The weakness was broad, driven largely by selling in PSU banks, consumer durables, auto, FMCG and realty stocks. Several heavyweight counters also lost ground, weighing on the benchmarks through the second half of trade. Sectors such as IT and metals offered partial support, helped in part by the rupee’s continued weakness, but the strength was not enough to offset pressure across the broader market.
Investors continued to respond to currency stress and steady foreign outflows, both of which have clouded the near-term outlook. With the rupee touching fresh lows and global risk appetite still uneven, traders opted to pare positions ahead of key domestic triggers. The mood turned further defensive as pockets of volatility emerged across rate-sensitive shares in the run-up to the upcoming policy review.

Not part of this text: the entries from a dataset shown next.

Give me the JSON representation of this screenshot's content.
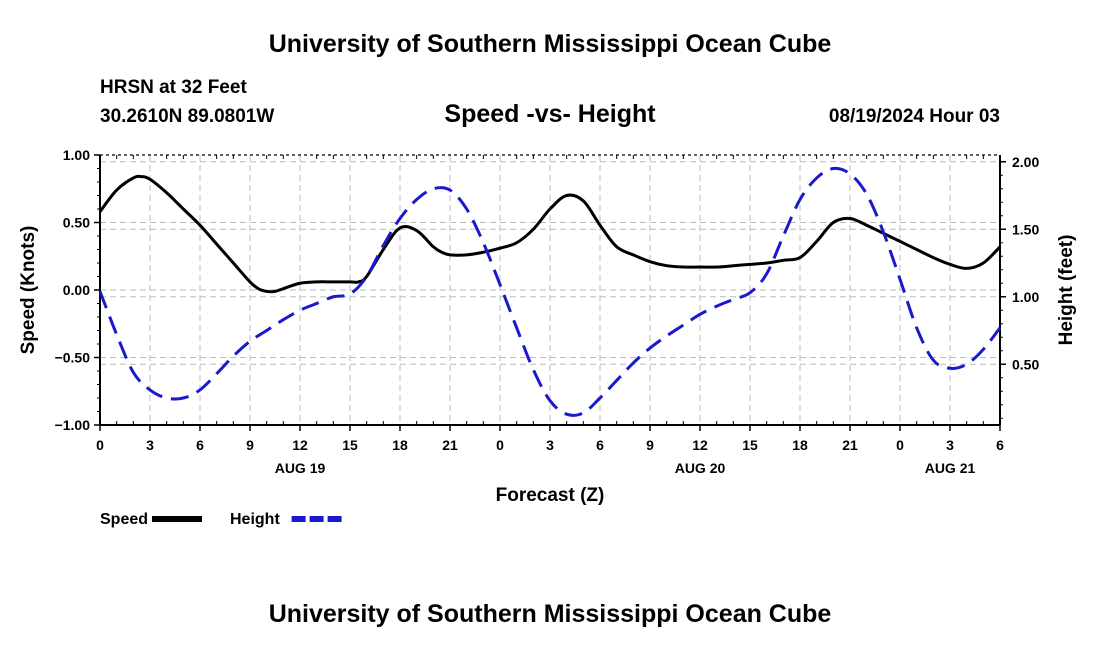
{
  "header": {
    "title": "University of Southern Mississippi Ocean Cube",
    "station": "HRSN at 32 Feet",
    "coordinates": "30.2610N  89.0801W",
    "subtitle": "Speed -vs- Height",
    "datetime": "08/19/2024 Hour 03"
  },
  "footer": {
    "title": "University of Southern Mississippi Ocean Cube"
  },
  "chart_data": {
    "type": "line",
    "title": "Speed -vs- Height",
    "xlabel": "Forecast (Z)",
    "ylabel_left": "Speed (Knots)",
    "ylabel_right": "Height (feet)",
    "x_hours_range": [
      0,
      54
    ],
    "x_tick_labels": [
      "0",
      "3",
      "6",
      "9",
      "12",
      "15",
      "18",
      "21",
      "0",
      "3",
      "6",
      "9",
      "12",
      "15",
      "18",
      "21",
      "0",
      "3",
      "6"
    ],
    "date_labels": [
      {
        "hour": 12,
        "label": "AUG 19"
      },
      {
        "hour": 36,
        "label": "AUG 20"
      },
      {
        "hour": 51,
        "label": "AUG 21"
      }
    ],
    "y_left": {
      "range": [
        -1.0,
        1.0
      ],
      "ticks": [
        -1.0,
        -0.5,
        0.0,
        0.5,
        1.0
      ],
      "tick_labels": [
        "−1.00",
        "−0.50",
        "0.00",
        "0.50",
        "1.00"
      ]
    },
    "y_right": {
      "range": [
        0.05,
        2.05
      ],
      "ticks": [
        0.5,
        1.0,
        1.5,
        2.0
      ],
      "tick_labels": [
        "0.50",
        "1.00",
        "1.50",
        "2.00"
      ]
    },
    "grid": true,
    "series": [
      {
        "name": "Speed",
        "axis": "left",
        "color": "#000000",
        "style": "solid",
        "x": [
          0,
          1,
          2,
          2.5,
          3,
          4,
          5,
          6,
          7,
          8,
          9,
          9.5,
          10,
          10.5,
          11,
          12,
          13,
          14,
          15,
          15.5,
          16,
          17,
          18,
          19,
          20,
          20.5,
          21,
          22,
          23,
          24,
          25,
          26,
          27,
          28,
          29,
          30,
          31,
          32,
          33,
          34,
          35,
          36,
          37,
          38,
          39,
          40,
          41,
          42,
          43,
          44,
          45,
          46,
          47,
          48,
          49,
          50,
          51,
          52,
          53,
          54
        ],
        "values": [
          0.58,
          0.74,
          0.83,
          0.84,
          0.82,
          0.72,
          0.6,
          0.48,
          0.34,
          0.2,
          0.06,
          0.01,
          -0.01,
          -0.01,
          0.01,
          0.05,
          0.06,
          0.06,
          0.06,
          0.06,
          0.1,
          0.3,
          0.46,
          0.44,
          0.32,
          0.28,
          0.26,
          0.26,
          0.28,
          0.31,
          0.35,
          0.45,
          0.6,
          0.7,
          0.66,
          0.48,
          0.32,
          0.26,
          0.21,
          0.18,
          0.17,
          0.17,
          0.17,
          0.18,
          0.19,
          0.2,
          0.22,
          0.24,
          0.36,
          0.5,
          0.53,
          0.48,
          0.42,
          0.36,
          0.3,
          0.24,
          0.19,
          0.16,
          0.2,
          0.32
        ]
      },
      {
        "name": "Height",
        "axis": "right",
        "color": "#1a1acc",
        "style": "dashed",
        "x": [
          0,
          1,
          2,
          3,
          4,
          5,
          6,
          7,
          8,
          9,
          10,
          11,
          12,
          13,
          14,
          15,
          16,
          17,
          18,
          19,
          20,
          21,
          22,
          23,
          24,
          25,
          26,
          27,
          28,
          29,
          30,
          31,
          32,
          33,
          34,
          35,
          36,
          37,
          38,
          39,
          40,
          41,
          42,
          43,
          44,
          45,
          46,
          47,
          48,
          49,
          50,
          51,
          52,
          53,
          54
        ],
        "values": [
          1.04,
          0.72,
          0.44,
          0.31,
          0.25,
          0.25,
          0.31,
          0.43,
          0.56,
          0.67,
          0.75,
          0.83,
          0.9,
          0.95,
          1.0,
          1.02,
          1.15,
          1.38,
          1.58,
          1.72,
          1.8,
          1.79,
          1.65,
          1.4,
          1.09,
          0.77,
          0.46,
          0.23,
          0.13,
          0.14,
          0.25,
          0.38,
          0.51,
          0.62,
          0.71,
          0.79,
          0.87,
          0.93,
          0.98,
          1.03,
          1.17,
          1.45,
          1.72,
          1.88,
          1.95,
          1.91,
          1.76,
          1.48,
          1.13,
          0.77,
          0.53,
          0.47,
          0.5,
          0.61,
          0.77
        ]
      }
    ],
    "legend": [
      {
        "label": "Speed",
        "color": "#000000",
        "style": "solid"
      },
      {
        "label": "Height",
        "color": "#1a1acc",
        "style": "dashed"
      }
    ],
    "legend_position": "bottom-left"
  }
}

Market breadth remained weak throughout the session, reflecting continued consolidation after the recent rally. Analysts noted that Nifty faces stiff resistance in the 26,100–26,300 zone, while immediate support is seen around 25,900–25,850. Until the index decisively moves above the upper band, upside momentum is expected to remain limited, and the market may continue oscillating within a narrow range.
For investors, the ongoing drift suggests a cooling phase rather than a deep correction, though caution is likely to dominate near-term sentiment. The next set of cues from the Reserve Bank of India, along with any improvement in foreign flows or currency stability, will play a decisive role in shaping direction over the coming sessions.